Item 3.03. Material Modifications to Rights of Security Holders.

The information set forth in Item 1.01 of this Current Report on Form 8-K is incorporated herein by reference.




 Item 8.01. Other Events.



On March 31, 2020, the Company issued a press release, which is attached hereto as Exhibit 99.1 and incorporated herein by reference.

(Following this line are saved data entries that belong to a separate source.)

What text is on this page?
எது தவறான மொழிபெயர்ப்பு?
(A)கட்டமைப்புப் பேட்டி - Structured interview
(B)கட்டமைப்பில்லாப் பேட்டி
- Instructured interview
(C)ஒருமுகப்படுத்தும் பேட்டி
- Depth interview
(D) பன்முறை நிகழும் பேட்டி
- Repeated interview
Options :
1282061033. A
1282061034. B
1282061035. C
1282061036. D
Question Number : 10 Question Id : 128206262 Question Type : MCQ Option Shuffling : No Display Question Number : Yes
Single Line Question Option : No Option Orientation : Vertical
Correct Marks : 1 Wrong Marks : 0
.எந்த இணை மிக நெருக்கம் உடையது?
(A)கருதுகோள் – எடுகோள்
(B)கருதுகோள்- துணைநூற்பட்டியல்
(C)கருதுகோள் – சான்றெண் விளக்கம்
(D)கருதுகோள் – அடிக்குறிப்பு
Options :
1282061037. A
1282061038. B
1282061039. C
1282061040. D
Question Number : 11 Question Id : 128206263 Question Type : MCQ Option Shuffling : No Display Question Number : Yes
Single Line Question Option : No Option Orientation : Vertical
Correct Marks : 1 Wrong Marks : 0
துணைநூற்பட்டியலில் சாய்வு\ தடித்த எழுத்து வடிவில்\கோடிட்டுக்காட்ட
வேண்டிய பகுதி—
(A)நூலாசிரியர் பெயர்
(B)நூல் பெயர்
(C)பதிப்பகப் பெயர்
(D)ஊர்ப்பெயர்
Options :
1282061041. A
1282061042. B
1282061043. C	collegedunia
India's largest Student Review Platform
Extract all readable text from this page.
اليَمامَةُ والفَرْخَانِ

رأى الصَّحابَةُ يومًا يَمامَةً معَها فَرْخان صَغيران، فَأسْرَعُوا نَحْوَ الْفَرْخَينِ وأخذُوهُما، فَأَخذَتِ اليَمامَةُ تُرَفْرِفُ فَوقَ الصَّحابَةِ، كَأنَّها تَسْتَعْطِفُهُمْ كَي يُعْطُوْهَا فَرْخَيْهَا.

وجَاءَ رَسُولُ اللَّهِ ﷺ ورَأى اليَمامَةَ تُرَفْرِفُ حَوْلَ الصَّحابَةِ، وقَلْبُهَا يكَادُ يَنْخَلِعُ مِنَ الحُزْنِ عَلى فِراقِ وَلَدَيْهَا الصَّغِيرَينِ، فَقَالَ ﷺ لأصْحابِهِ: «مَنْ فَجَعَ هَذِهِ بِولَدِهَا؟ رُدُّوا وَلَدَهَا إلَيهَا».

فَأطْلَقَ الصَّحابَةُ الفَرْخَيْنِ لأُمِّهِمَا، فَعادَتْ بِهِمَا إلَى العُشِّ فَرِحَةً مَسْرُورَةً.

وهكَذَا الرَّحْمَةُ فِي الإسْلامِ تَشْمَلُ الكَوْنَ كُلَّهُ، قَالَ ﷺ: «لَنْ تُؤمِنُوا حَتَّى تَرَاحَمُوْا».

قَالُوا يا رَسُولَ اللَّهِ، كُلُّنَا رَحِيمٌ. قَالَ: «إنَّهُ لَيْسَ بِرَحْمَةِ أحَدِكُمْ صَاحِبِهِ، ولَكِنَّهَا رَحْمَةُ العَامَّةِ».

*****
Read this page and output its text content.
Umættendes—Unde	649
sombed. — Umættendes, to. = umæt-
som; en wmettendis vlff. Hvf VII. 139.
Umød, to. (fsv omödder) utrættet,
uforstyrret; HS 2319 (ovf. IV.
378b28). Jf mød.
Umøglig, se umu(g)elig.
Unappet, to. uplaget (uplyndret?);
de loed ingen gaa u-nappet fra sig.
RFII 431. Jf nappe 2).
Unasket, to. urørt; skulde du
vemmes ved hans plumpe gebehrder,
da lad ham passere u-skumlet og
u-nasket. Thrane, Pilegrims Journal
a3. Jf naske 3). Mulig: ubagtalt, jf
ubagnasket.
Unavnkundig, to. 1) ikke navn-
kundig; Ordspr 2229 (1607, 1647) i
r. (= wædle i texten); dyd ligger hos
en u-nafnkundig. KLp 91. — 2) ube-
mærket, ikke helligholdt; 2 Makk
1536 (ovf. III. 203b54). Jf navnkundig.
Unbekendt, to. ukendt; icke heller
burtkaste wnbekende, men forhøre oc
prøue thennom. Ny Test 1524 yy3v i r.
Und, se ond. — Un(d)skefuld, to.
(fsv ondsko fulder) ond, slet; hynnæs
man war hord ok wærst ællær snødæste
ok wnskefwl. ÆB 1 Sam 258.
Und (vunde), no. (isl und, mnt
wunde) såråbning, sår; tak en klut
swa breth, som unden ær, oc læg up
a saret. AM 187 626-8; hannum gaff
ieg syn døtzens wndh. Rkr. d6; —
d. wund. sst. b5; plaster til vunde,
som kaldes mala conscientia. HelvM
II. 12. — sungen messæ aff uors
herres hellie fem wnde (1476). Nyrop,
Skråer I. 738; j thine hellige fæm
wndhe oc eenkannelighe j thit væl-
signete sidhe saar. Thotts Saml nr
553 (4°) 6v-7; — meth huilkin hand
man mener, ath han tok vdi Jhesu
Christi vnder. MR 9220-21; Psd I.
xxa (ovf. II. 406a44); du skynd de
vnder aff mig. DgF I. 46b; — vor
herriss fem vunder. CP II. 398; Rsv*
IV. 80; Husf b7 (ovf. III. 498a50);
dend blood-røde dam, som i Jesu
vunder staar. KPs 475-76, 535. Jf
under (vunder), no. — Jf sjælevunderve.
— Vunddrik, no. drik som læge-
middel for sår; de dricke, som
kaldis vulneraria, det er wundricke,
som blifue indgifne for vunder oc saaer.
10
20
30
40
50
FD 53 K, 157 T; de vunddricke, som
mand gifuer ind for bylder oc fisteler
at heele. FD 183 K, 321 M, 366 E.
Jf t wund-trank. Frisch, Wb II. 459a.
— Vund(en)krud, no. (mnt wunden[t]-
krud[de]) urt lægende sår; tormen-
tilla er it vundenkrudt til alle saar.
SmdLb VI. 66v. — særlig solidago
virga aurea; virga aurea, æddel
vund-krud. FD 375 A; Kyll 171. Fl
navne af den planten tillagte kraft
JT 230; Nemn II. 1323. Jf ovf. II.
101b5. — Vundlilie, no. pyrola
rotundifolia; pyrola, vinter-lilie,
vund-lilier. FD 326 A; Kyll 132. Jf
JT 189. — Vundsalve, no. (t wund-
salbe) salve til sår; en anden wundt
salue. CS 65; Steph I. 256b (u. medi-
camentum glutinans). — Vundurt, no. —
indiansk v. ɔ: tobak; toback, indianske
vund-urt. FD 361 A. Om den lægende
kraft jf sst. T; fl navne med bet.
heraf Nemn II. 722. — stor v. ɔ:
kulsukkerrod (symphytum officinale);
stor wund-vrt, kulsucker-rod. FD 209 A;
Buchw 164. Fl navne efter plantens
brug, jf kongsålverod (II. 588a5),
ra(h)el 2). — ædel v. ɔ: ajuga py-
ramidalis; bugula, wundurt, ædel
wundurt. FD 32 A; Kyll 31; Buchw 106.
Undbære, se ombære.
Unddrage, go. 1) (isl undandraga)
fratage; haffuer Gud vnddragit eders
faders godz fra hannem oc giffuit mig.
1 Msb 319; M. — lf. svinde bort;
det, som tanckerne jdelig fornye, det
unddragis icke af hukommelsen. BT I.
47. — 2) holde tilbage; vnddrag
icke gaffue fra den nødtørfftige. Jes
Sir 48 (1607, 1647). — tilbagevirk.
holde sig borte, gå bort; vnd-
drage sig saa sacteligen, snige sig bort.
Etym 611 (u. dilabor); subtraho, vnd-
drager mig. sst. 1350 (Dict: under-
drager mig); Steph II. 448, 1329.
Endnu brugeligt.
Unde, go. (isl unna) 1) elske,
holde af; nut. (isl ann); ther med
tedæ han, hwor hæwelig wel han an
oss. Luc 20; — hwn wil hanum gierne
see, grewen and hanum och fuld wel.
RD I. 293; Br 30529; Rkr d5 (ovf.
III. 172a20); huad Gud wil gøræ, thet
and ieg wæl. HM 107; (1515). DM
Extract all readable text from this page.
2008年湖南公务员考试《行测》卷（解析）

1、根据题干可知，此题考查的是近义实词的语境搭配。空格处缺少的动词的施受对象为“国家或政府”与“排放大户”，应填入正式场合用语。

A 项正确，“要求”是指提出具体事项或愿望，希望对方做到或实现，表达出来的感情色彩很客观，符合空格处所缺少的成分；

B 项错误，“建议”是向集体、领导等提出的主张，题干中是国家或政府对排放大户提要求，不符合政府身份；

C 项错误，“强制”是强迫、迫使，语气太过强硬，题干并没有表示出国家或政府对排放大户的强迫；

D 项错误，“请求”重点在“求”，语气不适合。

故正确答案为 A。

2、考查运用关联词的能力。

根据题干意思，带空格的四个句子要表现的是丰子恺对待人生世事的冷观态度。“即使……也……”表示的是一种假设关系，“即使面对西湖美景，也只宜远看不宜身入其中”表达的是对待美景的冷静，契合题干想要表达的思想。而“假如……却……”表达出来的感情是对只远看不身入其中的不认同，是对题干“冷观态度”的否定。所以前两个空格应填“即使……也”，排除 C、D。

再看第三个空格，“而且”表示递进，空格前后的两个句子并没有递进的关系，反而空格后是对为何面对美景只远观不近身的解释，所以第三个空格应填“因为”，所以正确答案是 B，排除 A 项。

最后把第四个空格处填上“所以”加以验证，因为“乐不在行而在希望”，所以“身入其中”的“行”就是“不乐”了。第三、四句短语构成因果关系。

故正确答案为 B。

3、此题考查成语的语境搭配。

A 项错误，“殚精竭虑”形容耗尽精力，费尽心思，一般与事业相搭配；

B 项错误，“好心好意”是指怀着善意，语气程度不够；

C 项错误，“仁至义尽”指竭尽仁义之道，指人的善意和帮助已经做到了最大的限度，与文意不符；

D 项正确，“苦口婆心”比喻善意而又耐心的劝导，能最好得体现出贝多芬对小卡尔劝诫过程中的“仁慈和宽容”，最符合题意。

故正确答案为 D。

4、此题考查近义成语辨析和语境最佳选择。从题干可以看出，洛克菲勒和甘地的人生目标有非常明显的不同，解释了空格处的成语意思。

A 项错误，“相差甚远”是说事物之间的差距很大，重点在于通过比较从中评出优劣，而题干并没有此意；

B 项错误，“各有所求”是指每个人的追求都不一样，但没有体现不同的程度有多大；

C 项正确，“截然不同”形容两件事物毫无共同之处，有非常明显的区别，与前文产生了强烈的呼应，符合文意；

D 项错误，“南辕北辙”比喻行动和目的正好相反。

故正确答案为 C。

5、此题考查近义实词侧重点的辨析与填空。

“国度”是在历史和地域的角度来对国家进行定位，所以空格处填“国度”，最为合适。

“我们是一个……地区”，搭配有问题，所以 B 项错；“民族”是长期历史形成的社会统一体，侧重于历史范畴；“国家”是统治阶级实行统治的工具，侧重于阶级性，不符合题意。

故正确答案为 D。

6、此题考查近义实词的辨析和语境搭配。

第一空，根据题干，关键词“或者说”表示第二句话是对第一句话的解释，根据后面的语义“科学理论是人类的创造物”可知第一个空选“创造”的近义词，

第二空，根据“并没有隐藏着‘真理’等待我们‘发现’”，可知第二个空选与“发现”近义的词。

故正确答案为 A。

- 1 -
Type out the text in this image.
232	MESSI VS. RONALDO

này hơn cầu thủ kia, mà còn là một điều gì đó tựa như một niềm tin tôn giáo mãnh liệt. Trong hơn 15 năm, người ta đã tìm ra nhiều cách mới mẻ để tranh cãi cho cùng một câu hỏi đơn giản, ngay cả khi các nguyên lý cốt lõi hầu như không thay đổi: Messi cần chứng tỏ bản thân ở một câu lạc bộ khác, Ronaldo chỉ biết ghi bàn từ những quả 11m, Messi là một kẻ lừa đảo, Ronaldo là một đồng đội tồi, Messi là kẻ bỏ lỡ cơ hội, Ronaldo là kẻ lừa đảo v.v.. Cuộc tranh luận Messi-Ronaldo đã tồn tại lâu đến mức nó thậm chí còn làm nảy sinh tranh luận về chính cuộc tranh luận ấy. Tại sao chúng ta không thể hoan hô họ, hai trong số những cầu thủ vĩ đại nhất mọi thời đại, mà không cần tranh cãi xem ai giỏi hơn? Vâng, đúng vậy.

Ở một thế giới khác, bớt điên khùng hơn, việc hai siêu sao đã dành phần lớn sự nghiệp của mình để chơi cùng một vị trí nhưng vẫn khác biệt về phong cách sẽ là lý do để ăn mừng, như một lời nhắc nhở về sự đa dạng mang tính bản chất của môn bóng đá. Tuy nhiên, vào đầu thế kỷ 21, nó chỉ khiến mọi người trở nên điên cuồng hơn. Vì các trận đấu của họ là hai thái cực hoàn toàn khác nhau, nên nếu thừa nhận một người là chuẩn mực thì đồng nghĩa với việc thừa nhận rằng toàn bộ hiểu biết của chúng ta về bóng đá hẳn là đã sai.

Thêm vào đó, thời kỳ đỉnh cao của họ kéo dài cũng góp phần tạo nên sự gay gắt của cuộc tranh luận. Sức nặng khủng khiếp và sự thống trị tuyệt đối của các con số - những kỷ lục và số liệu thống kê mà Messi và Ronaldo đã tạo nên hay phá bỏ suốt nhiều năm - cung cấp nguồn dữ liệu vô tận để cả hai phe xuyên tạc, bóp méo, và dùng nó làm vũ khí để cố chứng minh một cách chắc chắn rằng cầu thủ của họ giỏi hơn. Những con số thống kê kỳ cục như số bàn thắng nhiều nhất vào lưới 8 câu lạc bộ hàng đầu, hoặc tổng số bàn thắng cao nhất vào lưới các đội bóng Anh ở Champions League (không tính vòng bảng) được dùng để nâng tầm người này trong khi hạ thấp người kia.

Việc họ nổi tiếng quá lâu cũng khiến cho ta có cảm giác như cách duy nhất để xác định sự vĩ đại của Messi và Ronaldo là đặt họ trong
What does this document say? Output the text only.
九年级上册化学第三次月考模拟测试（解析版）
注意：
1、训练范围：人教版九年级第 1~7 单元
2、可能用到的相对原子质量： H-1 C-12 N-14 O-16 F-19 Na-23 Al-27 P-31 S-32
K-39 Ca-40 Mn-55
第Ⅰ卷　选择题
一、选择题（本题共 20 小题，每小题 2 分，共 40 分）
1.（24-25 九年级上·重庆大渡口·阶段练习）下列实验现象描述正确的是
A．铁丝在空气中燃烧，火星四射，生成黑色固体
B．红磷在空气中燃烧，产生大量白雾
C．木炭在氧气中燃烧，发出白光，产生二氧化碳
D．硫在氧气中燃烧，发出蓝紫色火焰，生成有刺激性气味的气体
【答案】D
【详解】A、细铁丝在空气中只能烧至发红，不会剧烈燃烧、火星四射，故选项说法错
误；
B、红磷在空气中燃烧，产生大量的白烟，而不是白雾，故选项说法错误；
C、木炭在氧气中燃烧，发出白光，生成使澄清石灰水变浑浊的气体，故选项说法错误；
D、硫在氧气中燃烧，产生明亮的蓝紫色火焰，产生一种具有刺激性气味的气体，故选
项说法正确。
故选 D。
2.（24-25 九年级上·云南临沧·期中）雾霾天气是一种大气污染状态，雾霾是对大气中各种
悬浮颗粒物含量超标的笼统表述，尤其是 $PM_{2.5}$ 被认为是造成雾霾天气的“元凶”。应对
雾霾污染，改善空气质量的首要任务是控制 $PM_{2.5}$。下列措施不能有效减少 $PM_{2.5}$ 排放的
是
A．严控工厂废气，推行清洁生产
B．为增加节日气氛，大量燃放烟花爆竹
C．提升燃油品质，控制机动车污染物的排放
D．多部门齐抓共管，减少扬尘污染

Item 9.01. Financial Statements and Exhibits.






(d) Exhibits.



Exhibit
  No.                               Description of Exhibit


   4.1        Rights Agreement, dated as of March 30, 2020, between Tailored
            Brands, Inc. and American Stock Transfer & Trust Company, LLC, as
            rights agent.

  99.1        Press Release dated March 31, 2020.

            Cover Page Interactive Data File (the cover page XBRL tags are embedded
104         in the Inline XBRL document).